Effects of nitric oxide synthase inhibitors on porcine oocyte meiotic maturation

As an important biological messenger, nitric oxide (NO) exhibits a wide range of effects during physiological and pathophysiological processes, including mammalian oocyte meiotic maturation. The present study investigated whether NO derived from two nitric oxide synthase (NOS) isoforms, inducible NOS (iNOS) or endothelial NOS (eNOS), is involved in the meiotic maturation of porcine oocytes. Meanwhile, the cumulus cells' function in meiotic maturation and their interaction with oocyte development and degeneration were also investigated using cumulus-enclosed oocytes (CEOs) and denuded oocytes (DOs). Different inhibitors for NOS were supplemented to the medium. Cumulus expansion, cumulus cell DNA fragmentation and oocyte meiotic resumption were evaluated 48 h after incubation. Aminoguanidine (AG), a selective inhibitor for iNOS, suppressed cumulus expansion and inhibited CEOs to resume meiosis (p < 0.05), but did not inhibit cumulus cell DNA fragmentation. Both Nomega-nitro-L-arginine (L-NNA) and Nomega-nitro-L-arginine methyl ester (L-NAME), inhibitors for both iNOS and eNOS, delayed cumulus expansion, inhibited cumulus cell DNA fragmentation and inhibited CEOs to resume meiosis. Such effects were not seen in DOs. These results indicate that iNOS-derived NO is necessary for cumulus expansion and meiotic maturation by mediating the function of the surrounding cumulus cells, and eNOS-derived NO is also involved in porcine meiotic maturation.     
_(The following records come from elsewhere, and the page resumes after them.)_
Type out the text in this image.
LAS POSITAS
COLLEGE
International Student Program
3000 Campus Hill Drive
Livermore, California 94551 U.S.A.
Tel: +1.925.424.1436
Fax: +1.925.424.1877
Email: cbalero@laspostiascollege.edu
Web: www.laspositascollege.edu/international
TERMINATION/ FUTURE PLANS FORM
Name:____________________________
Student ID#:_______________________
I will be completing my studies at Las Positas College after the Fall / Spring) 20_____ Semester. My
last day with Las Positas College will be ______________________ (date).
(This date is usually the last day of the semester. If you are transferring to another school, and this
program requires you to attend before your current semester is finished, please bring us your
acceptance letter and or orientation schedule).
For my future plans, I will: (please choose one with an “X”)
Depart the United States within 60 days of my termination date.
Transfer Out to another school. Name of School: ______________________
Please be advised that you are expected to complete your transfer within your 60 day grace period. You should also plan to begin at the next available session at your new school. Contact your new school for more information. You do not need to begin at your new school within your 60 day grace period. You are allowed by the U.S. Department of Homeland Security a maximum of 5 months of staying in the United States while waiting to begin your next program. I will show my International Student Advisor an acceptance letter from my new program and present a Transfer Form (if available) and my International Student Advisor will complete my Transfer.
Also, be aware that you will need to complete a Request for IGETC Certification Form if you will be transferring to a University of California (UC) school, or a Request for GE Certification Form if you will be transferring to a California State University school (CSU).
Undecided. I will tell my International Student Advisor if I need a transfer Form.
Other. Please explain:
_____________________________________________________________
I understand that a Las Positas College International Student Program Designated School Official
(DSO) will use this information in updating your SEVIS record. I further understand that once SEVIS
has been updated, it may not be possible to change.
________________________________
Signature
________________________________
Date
Influence of hyaluronan accumulation during cumulus expansion on in vitro porcine oocyte maturation

During oocyte maturation, the cumulus-oocyte complexes (COCs) expand dramatically. This phenomenon, which is known as cumulus expansion, is the result of the synthesis and accumulation of hyaluronan in the extracellular space between cumulus cells. The purpose of this study was to investigate the effect of 6-diazo-5-oxo-l-norleucine (DON), an inhibitor of hyaluronan synthesis, on cumulus expansion during in vitro porcine oocyte maturation and hyaluronan accumulation within COCs. Further, this study aimed to examine the influence of hyaluronan accumulation within COCs on the rate of oocyte maturation. Cumulus expansion was observed during in vitro maturation. However, the addition of DON to the maturation medium significantly inhibited cumulus expansion. The total inhibition of hyaluronan accumulation within COCs was observed with the use of confocal microscopy. Moreover, a positive correlation between the area of cumulus expansion and the rate of oocyte maturation was observed. These results demonstrate that the hyaluronan accumulation within the COCs during oocyte maturation affects oocyte maturation. On the basis of these results, we propose that hyaluronan accumulation within the COCs during cumulus expansion is a necessary step in the porcine oocyte maturation process.